Arquímedes retiró las manos, aunque sin soltar la hoja, y Dionisos examinó con cuidado la herida.

—Intenta abrir el ojo. ¿Puedes ver?

El joven le respondió pestañeando: la cara del capitán daba vueltas, clara por un lado, borrosa y enrojecida por el otro.

—No muy bien —dijo—. Te veo rojo.

Dionisos se puso en cuclillas.

—Has tenido suerte. Podrías haber perdido el ojo. —Luego le dio un golpecito en el hombro y se incorporó.

Arquímedes se incorporó a su vez hasta quedar apoyado contra el lateral de la fuente y volvió a tocarse la zona dolorida.

—¡Por Apolo! —murmuró. Localizó con el ojo bueno a Eudaimon, que permanecía rezagado respecto a los demás, y le lanzó una mirada.

Delia se inclinó de pronto hacia él, y, sin decir palabra, le retiró el papiro arrugado de la mano y se lo cambió por un pedazo de cuero mojado. La fría humedad contra la cara ardiente resultó un consuelo indescriptible.

—¡Gracias! —le dijo él.

La muchacha se percató, sin embargo, de que el ojo bueno la seguía durante un instante y regresaba a los demás sólo después de asegurarse de que ella no iba a hacer nada con sus cálculos.

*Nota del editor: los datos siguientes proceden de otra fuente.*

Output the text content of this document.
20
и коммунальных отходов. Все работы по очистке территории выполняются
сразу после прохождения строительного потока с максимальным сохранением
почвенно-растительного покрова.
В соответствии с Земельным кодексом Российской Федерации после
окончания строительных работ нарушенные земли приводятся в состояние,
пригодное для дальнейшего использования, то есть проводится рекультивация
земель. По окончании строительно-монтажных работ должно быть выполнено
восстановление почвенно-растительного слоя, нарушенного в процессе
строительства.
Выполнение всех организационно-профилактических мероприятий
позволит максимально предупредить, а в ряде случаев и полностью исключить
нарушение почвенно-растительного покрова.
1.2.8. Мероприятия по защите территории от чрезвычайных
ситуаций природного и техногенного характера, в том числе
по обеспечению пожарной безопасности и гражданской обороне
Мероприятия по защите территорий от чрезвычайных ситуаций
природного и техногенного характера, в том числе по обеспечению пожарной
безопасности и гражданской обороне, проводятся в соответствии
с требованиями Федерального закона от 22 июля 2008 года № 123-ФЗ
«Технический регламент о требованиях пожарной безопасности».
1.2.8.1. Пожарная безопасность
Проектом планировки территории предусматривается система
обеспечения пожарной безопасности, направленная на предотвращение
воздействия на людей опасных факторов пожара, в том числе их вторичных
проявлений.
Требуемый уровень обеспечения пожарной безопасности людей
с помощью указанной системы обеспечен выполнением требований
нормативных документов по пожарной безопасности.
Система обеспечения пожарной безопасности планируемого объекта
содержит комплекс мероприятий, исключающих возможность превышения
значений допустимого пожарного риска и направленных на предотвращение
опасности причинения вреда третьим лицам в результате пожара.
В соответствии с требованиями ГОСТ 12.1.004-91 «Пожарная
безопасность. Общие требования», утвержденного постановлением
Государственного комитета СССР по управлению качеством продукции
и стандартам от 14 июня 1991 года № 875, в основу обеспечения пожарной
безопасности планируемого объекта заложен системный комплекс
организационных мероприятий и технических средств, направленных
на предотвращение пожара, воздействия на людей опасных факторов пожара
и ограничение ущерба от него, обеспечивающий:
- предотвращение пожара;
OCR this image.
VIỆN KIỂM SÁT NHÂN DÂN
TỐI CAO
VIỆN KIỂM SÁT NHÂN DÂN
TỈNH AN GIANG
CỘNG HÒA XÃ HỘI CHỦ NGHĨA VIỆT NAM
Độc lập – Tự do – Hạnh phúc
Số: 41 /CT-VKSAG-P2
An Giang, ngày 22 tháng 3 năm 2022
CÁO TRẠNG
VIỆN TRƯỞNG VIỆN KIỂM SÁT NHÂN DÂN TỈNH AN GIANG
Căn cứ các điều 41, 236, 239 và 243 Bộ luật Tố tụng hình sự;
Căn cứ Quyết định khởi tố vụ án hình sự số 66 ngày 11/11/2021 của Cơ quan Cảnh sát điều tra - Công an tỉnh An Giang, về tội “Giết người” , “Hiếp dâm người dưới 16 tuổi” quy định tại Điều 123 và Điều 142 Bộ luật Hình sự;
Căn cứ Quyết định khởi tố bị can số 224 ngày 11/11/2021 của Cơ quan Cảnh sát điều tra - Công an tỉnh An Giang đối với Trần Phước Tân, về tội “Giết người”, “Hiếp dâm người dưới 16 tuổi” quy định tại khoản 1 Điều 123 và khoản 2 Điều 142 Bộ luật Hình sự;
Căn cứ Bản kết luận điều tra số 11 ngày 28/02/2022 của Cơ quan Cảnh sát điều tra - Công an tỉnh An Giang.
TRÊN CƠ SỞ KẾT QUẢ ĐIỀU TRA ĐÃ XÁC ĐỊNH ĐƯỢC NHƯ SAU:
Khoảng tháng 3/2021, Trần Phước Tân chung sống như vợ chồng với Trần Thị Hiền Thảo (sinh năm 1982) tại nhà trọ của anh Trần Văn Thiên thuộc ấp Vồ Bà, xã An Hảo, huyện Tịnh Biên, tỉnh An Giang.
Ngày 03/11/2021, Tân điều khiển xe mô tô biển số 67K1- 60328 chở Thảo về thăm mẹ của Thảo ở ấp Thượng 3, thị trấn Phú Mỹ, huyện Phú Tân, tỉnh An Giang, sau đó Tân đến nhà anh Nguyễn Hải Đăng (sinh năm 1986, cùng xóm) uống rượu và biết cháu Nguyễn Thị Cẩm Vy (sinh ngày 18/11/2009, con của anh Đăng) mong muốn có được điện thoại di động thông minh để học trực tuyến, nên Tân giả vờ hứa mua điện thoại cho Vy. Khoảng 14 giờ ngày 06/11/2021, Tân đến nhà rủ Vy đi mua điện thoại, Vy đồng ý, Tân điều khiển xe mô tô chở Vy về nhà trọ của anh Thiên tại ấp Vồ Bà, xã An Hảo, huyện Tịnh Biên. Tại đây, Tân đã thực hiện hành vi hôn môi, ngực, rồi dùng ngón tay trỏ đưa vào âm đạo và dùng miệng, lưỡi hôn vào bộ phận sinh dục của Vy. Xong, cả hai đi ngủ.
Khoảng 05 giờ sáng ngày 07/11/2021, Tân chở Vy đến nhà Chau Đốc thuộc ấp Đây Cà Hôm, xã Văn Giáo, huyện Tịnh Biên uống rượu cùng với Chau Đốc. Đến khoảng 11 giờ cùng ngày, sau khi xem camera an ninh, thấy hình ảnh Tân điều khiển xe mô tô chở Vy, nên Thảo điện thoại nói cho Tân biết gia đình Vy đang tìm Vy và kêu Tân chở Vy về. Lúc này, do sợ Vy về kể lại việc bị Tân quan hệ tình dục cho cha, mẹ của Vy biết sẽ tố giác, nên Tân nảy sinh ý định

Los hombres se enfrascaron en una discusión sobre el incidente: Leptines reprendía a Eudaimon; éste protestaba y repetía que todo había sido un accidente; Dionisos decía que iba a llevarse de allí a su protegido; y el protegido intentaba retomar el tema de la fabricación de catapultas. Delia, por su parte, permaneció al margen. Mientras ellos discutían, alisó el pedazo arrugado de papiro y lo examinó. Aparecía en él el dibujo de una catapulta, acompañada de todas sus medidas, realizado con mano precisa y con profusión de detalles. Dio la vuelta al papel: en el reverso había bocetos menos inteligibles (cilindros, líneas curvas cortadas por líneas rectas, pares de letras unidos por garabatos o flechas) y algunos de los números que había junto a la catapulta. Frunció el entrecejo y miró de nuevo al joven que estaba apoyado junto a la fuente. Hasta ese momento no se había fijado realmente en él. La habían cautivado sus comentarios sobre las notas intermedias del aulos y se había sentido entusiasmada por el aulos de agua; le había gustado que él hubiera seguido hablándole con naturalidad incluso después de averiguar quién era su hermano. Le preocupaba haberle causado problemas; pero en ningún momento le había interesado su persona. Ahora, sin embargo, se sentía como si acabara de tropezar con una piedra y, al mirar hacia abajo, hubiese descubierto que formaba parte de una ciudad enterrada. El joven había protegido aquellos garabatos incomprensibles con más celo que a sus propios ojos, y Delia se preguntó qué tipo de mente era aquélla, que ordenaba sus prioridades de una forma tan extraña.